According to a report by Kyunghyang Shinmun, concerns have emerged that HYBE, often hailed as a top workplace, has effectively placed "shackles" on employees who leave the company.
It has been confirmed that HYBE required many employees who recently left its subsidiary labels to sign confidentiality agreements. This applied not only to ADOR employees who resigned recently but also to staff from other labels who had left in the past.
The most controversial part of these confidentiality agreements was the non-compete clause. HYBE demanded that many departing employees agree to the following:
- They may not be employed by or collaborate with companies in the same or similar industry within one year after resignation.
- They may not establish or operate companies in the same or similar industry within one year after resignation.
In other words, employees who leave HYBE are barred from working not only in rival entertainment companies but also in similar fields for a full year. The signing of these agreements was overseen by Kim Joo Young, HYBE’s Chief Human Resources Officer and the current CEO of ADOR.
However, experts point out that non-compete agreements with ordinary employees, especially when no special benefits are offered, are virtually unenforceable and may infringe on workers' freedom to choose their profession.
Non-compete agreements are typically seen in highly technical industries, such as semiconductors, to prevent the leakage of sensitive information. Yet, many in the entertainment industry view HYBE’s application of such clauses as an excessive restriction.
Industry insiders noted that while certain positions sometimes involve confidentiality or copyright-related agreements, forcing non-compete clauses on non-executive employees was unprecedented. Some even remarked, "Isn't HYBE the very company that grew by poaching talent from other agencies?"
A labor attorney, speaking on condition of anonymity, said, "This is essentially a waste of paper with no legal validity. It seems like a tool for oppressing workers, unfairly infringing on their constitutional right to choose their profession. HYBE's in-house legal experts must have advised management that these clauses have no validity, yet the fact that they were still enforced suggests strong pressure from top executives. For an employee, this would feel like 'pressure' as though they were being forced not to resign."

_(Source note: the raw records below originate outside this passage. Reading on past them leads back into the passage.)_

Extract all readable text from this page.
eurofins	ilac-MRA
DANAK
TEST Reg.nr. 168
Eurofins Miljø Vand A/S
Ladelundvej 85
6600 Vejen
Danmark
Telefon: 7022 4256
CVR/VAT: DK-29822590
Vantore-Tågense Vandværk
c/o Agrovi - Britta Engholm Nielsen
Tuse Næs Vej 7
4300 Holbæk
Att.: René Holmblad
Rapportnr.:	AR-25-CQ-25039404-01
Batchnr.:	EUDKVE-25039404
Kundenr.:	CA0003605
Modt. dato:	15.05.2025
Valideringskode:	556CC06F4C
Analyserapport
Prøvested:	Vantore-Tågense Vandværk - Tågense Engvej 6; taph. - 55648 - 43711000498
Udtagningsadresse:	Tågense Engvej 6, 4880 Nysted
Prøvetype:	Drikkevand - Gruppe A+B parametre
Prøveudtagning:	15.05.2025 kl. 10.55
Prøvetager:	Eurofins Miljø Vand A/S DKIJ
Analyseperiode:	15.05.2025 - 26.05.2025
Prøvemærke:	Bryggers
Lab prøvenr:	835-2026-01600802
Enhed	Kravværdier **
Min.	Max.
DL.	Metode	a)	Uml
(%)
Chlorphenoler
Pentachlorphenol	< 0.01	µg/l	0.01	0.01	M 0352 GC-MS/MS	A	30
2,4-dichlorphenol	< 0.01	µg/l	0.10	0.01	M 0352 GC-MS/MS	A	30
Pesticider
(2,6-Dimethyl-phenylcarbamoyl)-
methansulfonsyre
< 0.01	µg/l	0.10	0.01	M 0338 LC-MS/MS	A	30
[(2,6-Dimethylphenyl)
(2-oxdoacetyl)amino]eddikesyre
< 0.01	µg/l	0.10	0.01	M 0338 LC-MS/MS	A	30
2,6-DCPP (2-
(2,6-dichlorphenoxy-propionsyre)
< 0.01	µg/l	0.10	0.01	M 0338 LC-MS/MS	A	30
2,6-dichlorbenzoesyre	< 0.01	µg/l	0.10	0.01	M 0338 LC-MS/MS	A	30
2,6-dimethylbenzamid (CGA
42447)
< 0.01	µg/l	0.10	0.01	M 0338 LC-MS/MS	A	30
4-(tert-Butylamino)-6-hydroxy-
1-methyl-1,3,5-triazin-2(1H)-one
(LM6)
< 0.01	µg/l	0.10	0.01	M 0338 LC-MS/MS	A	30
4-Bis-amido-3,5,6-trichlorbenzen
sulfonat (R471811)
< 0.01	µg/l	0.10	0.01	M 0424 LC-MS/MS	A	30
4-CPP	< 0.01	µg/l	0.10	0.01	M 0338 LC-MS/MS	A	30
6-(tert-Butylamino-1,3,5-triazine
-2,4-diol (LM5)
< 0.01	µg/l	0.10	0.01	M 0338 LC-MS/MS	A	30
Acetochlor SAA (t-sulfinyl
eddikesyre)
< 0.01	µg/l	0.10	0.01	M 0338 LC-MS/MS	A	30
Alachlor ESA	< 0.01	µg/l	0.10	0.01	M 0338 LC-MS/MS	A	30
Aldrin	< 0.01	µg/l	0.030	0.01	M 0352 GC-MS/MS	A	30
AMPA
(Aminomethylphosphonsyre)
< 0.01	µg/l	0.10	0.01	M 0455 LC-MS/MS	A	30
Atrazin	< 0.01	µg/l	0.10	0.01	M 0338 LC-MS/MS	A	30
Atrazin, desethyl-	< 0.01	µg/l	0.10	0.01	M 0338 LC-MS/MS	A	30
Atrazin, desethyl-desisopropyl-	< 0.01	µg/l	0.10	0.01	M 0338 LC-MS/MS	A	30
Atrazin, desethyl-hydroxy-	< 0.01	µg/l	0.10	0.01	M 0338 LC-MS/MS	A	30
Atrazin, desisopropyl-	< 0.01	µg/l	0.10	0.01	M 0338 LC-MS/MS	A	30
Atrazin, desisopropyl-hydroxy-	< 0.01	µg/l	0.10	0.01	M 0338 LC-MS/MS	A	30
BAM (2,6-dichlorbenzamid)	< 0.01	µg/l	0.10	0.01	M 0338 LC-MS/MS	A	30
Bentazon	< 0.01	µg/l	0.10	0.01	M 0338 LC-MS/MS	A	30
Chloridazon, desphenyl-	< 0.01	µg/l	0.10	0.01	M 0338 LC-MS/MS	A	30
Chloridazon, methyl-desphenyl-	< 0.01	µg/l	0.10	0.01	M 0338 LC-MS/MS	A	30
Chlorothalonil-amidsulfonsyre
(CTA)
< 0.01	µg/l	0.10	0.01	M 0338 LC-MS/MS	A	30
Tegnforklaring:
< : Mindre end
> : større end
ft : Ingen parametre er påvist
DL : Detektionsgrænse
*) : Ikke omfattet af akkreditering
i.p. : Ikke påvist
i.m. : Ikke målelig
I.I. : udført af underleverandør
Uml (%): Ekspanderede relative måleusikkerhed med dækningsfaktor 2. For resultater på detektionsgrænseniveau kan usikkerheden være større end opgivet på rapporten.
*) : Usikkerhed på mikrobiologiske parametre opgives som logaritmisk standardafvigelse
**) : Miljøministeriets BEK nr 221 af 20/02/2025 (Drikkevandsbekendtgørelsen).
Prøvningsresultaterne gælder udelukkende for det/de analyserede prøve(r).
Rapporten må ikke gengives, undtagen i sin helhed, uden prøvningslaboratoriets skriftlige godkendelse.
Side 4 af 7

Attorney Roh Jong Eon of the Yoon & Roh law firm added, "The scope of the non-compete clause is excessively broad and risks infringing on employees’ freedom of career choice. The Supreme Court has ruled that while non-compete agreements may be valid, this is only within reasonable limits, given that the freedom to choose an occupation and the right to work are constitutional rights. Agreements lacking reasonableness are invalid, even if the employee consents."
HYBE was also reported to have required some departing employees to sign non-litigation agreements, under which they pledged not to file lawsuits against the company over any issues that arose during their employment.
While such agreements may be used when disputes or lawsuits are already ongoing, HYBE reportedly demanded them even from employees with no disputes at the time of resignation.
In addition, HYBE set the preservation period for NDAs signed by departing employees as “permanent.” This is a violation of the Personal Information Protection Act. According to the Labor Standards Act and the Personal Information Protection Act, employment-related documents must be kept for three years after termination and destroyed within five days thereafter.
Attorney Roh explained, "Personnel-related documents cannot be kept longer than the legally mandated period. If they are, the company risks violating the Personal Information Protection Act. Only with the explicit consent of the former employee can specific documents necessary for issuing proof of career be kept beyond the limit."
An HR executive from a global company commented, "Most global firms require confidentiality and non-compete agreements upon hiring, often accompanied by reasonable compensation. In HYBE’s case, it seems more like a pressure tactic. The interpretation also depends on whether the contracts applied to all employees or only those in special positions."
Attorney Roh further warned, "Obtaining broad non-litigation agreements from departing employees without specific disputes severely infringes on workers’ rights and is likely to be deemed invalid under Supreme Court precedent."
In response, HYBE stated, "The documents submitted by departing employees undergo legal review and are handled at a standard level. The non-compete clause prohibits joining or working with the same or similar companies for one year after departure, considering the industry’s nature where content creation and creative work are central." And added, "The non-litigation agreement acknowledges that company assets used or created during employment belong to HYBE and prevents lawsuits over issues that arose during employment. The term ‘permanent preservation’ refers only to the document storage period, not the indefinite legal effect of the documents."